While the ADME profiling experience is worth mentioning and learning from, it should however be pointed out that significant differences exist with DILI prediction and these differences highlight the complexity behind DILI prediction, in particular iDILI. Firstly, in silico or in vitro ADME prediction can rapidly be validated in relevant animal models at reasonable cost and sufficient throughout in contrast to most DILI cases. Likewise, interrogation of PK in the clinic is rapid and simple, such that compound PK characterization and selection can occasionally take place in the clinic (one of the arguments for the use of exploratory INDs). This rapid feedback allows for the generation of in vitro-in vivo (IV-IV) correlations that markedly strengthen the validity of and confidence in in silico or in vitro predictions. Secondly, the basic mechanisms and principles behind ADME mechanisms are relatively well understood and this contrasts with the complexity, lack of full characterization or understanding, and diversity of mechanisms of DILI. A better alignment around the fundamentals of a biological phenomenon should clearly facilitate consensus reaching in a scientific field, as well as the definition of what endpoint or property is relevant to interrogate for prediction. Regular interactions and argumentations around mechanisms of DILI at scientific venues illustrate the state of our current knowledge of DILI: it is clearly difficult to efficiently predict a phenomenon that one does not comprehend totally.
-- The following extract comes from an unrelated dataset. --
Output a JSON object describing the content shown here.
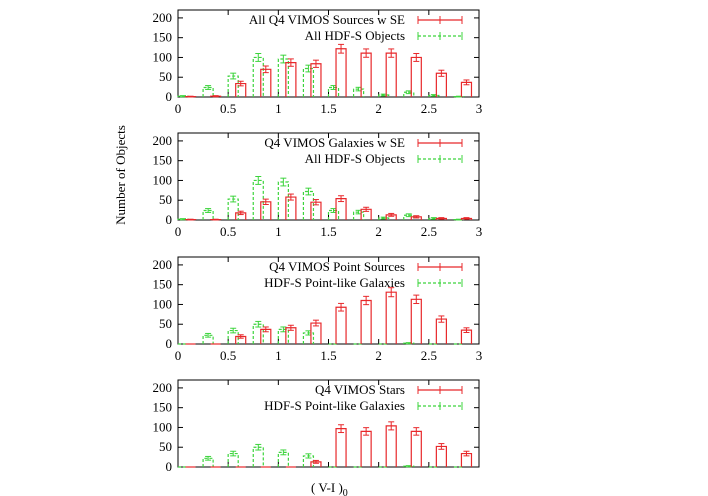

Keeping these limitations in mind, it is noteworthy that some assays or models designed to predict DILI could be much better understood in terms of performance if precompetitive evaluation and standardization of experimental conditions and dosing paradigms would occur. This is one of the aspirational objectives of some recent initiatives such as MIP-DILI (see Section 4 for more details). The positive outcome would not be limited to the better conduct and interpretation of early high-throughput assays that could be conducted in parallel to ADME profiling; it could also demonstrate the lack of utility of tests currently used by some R&D organizations or lead to a better positioning of tests within a discovery testing cascade. For example, there is still quite a lot of debate around the utility and timing of tests for reactive metabolite formation or effects on mitochondrial function. Finally, evaluating new technologies is time consuming and often libraries of test articles in individual companies are too limited in size to generate meaningful testing and validation sets. Development, evaluation, and interrogation of these novel technologies would be much more efficient in the context of precompetitive efforts.

7. Concluding Remarks

Since DILI is a major cause of attrition during early and late-stage drug development, there is a need to develop reliable in silico, in vitro, and in vivo assays for better predicting hepatotoxicity in both animals and humans early in drug development. The present paper identifies some of the key opportunities and challenges that the pharmaceutical industry is facing with a focus on the in vitro DILI field. Scientists from academia and industry need to work closely together to standardize the use of the most promising tools, taking into account some of the practical considerations highlighted in this paper. Successful initiatives in other domains and, in particular, ADME, genetic toxicology, and microarray, should be used to guide future efforts and help to harmonize current and emerging models as well as strategies such as integrated risk assessment and mitigation plans at early stages of drug development. The current evolution in in vitro technologies stemming from decades of previous experience is opening an optimistic window on the future and authorizes hope for the alleviation of many of the limitations described in this review. After all, “the future depends on what you do today,” Mahatma Gandhi.


The opinions expressed by the authors do not reflect the opinions or policies of their respective institutions. Any statements in this paper should not be considered present or future policy of any regulatory agency.

Competing Interests

The authors declare that there is no conflict of interests regarding the publication of this paper.